Letters mingle souls.

I feel like a medic when I transport my Scrabble board to someone’s home. My board folds into its own carrying case and features angled built-in casters that allow it to rotate as if on a pivot. It has a non-slip grid, which is essential for those who tend to bump into tables. The only thing it’s missing is a purple Crown Royal bag.

But I’m no medic: I want to hurt my opponents. In the calmest way possible.

Here’s where all 100 tiles ended up on Thursday night:

That’s right:

Wait…

Gonzo? No, that’s not right. Matt and I looked at each other, both of us ready to challenge Jenna, who was in the lead. Assuming Gonzo is nothing more than a Muppet character, Jenna would have lost her turn, giving Matt and me a chance to catch up. But if gonzo, with a lowercase g, is a word, the challenger would lose their turn.

“Okay, which of us is the challenger?”

Matt volunteered.

Here’s a list of Muppets that also serve as a playable word:

  • Beaker
  • Animal
  • Scooter
  • Miss
  • Piggy
  • Gonzo

Yeah, gonzo made it onto the list. One of the word’s definitions is “very strange or bizarre”. I hadn’t realized until now that Gonzo’s name was aptronymic; I didn’t even get to redeem myself in the game with a cool word like “aptronymic”.

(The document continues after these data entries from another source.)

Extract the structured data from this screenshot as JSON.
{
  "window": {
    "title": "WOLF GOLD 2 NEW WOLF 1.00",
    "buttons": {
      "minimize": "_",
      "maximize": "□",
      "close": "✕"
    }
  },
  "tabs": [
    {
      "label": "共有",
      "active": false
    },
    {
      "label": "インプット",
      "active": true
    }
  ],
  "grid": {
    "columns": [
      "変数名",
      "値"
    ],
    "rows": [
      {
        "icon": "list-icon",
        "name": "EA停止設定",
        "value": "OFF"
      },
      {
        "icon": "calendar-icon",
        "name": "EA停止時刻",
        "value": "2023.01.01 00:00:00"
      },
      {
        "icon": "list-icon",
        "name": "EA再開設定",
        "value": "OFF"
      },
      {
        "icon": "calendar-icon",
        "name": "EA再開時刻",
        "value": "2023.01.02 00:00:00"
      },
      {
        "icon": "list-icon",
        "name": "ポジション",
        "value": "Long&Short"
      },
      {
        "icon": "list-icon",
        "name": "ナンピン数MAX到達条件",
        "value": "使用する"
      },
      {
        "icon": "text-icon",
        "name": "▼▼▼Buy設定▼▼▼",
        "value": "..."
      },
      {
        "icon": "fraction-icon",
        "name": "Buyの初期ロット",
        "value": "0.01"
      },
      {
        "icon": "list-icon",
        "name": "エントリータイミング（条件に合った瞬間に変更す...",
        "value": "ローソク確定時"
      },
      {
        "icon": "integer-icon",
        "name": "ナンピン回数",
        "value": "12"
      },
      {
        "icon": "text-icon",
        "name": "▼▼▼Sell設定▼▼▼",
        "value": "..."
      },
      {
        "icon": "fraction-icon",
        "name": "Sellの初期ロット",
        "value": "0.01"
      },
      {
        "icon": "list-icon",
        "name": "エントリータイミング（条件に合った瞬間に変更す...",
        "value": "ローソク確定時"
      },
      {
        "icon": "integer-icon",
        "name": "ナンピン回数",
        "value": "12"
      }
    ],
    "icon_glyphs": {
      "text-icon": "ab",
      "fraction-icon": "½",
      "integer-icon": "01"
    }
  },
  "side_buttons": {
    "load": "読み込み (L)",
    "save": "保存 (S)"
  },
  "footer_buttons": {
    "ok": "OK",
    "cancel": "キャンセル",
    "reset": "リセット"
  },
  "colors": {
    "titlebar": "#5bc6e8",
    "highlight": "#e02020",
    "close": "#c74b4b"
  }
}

Gonzo had gotten us good: the Z was nested in the Triple Letter Score space. That tile alone earned Jenna 30 points. I couldn’t be mad: she’d played the role of Swedish Chef before I showed up, preparing a kale salad with pickled onions and a tahini dressing, and vegetarian chili fries for dinner. Bork bork bork! All was hurdy gurdy!

I made them a special cake to ruin:

To the uncultured eye, the cake appears to be Scrabble-themed. To those who know better, it’s the cake that appears for five seconds in a Simpsons episode that first aired 32 years ago.

The roomie got it right away. However, after sampling the cake scraps I’d saved, he mistook it for carrot cake. Right colour, wrong vegetable: it was pumpkin cake.

I’d seen several versions of this cake made by other Simpsons fans, and always thought I could do better. Most of these reproductions used ready-made edible letters. I already had alphabet cookie cutters which, up until Wednesday night, I’d never used for cookies. My original plan was to cut the letters from rolled out marzipan, but because marzipan peaks in popularity in North America this time of the year, all four stores I checked had been cleaned out. Plan B was to make A-Z out of shortbread.

The shortbread recipe itself is as simple as can be: just beat butter with sugar until it’s soft, then mix in flour. Transforming the dough into coloured letters, however, felt like an endless process. Wearing nitrile gloves, I kneaded food colouring gel into six small batches of dough. Once the brightly colored balls of dough were prepared, I wrapped them in plastic and placed them in the fridge to chill for an hour or so. During that time, I baked The Best Pumpkin Cake I’ve Ever Had. I left the oven on at 350° while I cut out the letters, one by one. Despite tapping the cookie cutters into a dish of flour and wiggling the cutter as I pressed it into the dough — a baking hack I’d learned from my mom as a child — the letters wouldn’t leave their aluminum enclosures. Poking them out with the tip of a dinner knife left unsightly gashes in the dough. I rummaged through my assortment of crafting tools and found a wax carving tool with a bent tip to use as a dough-releasing prod.

It was 10:30pm when I’d wiped up the last crumbs left behind on the counter from my massive project of making tiny cookies, and they hadn’t even been added to the cake.

The cake tops were levelled with a bread knife to give it its sharp, cylindrical shape post-frosting. Chilling the first layer of icing before adding the second eliminated almost all traces of crumb. Not wanting to ruin The Special Cake for You to Ruin, I held off on adding the letters until 30 minutes before Matt came by to give me a lift to his and Jenna’s place. The cake was so moist, it was almost wet: I feared the cookies would get soggy and that the food colouring would bleed into the pristine icing job.

I want to say I nailed it to a T. Alas, upon closer inspection, I should have staked the shortbread T into the top. Overall, I would grade this cake a B.

The chili fries were a solid B — they could have been spicier. Nothing a few squirts of Valentina couldn’t fix. The salad, however, was the ace of the meal. As it turns out, you can win friends with salad.

Cartoons don’t have to be 100% realistic!

And gonzo is a word that could fast-track you to victory, as it did for Jenna.

I would be happy for an excuse for more cake practice, so I hope this entices my friends to invite me over for dinner. I could also use the socializing practice!

(I have more updates for Pubes in Literature, but I’d rather keep pubes out of a post centered around cake.)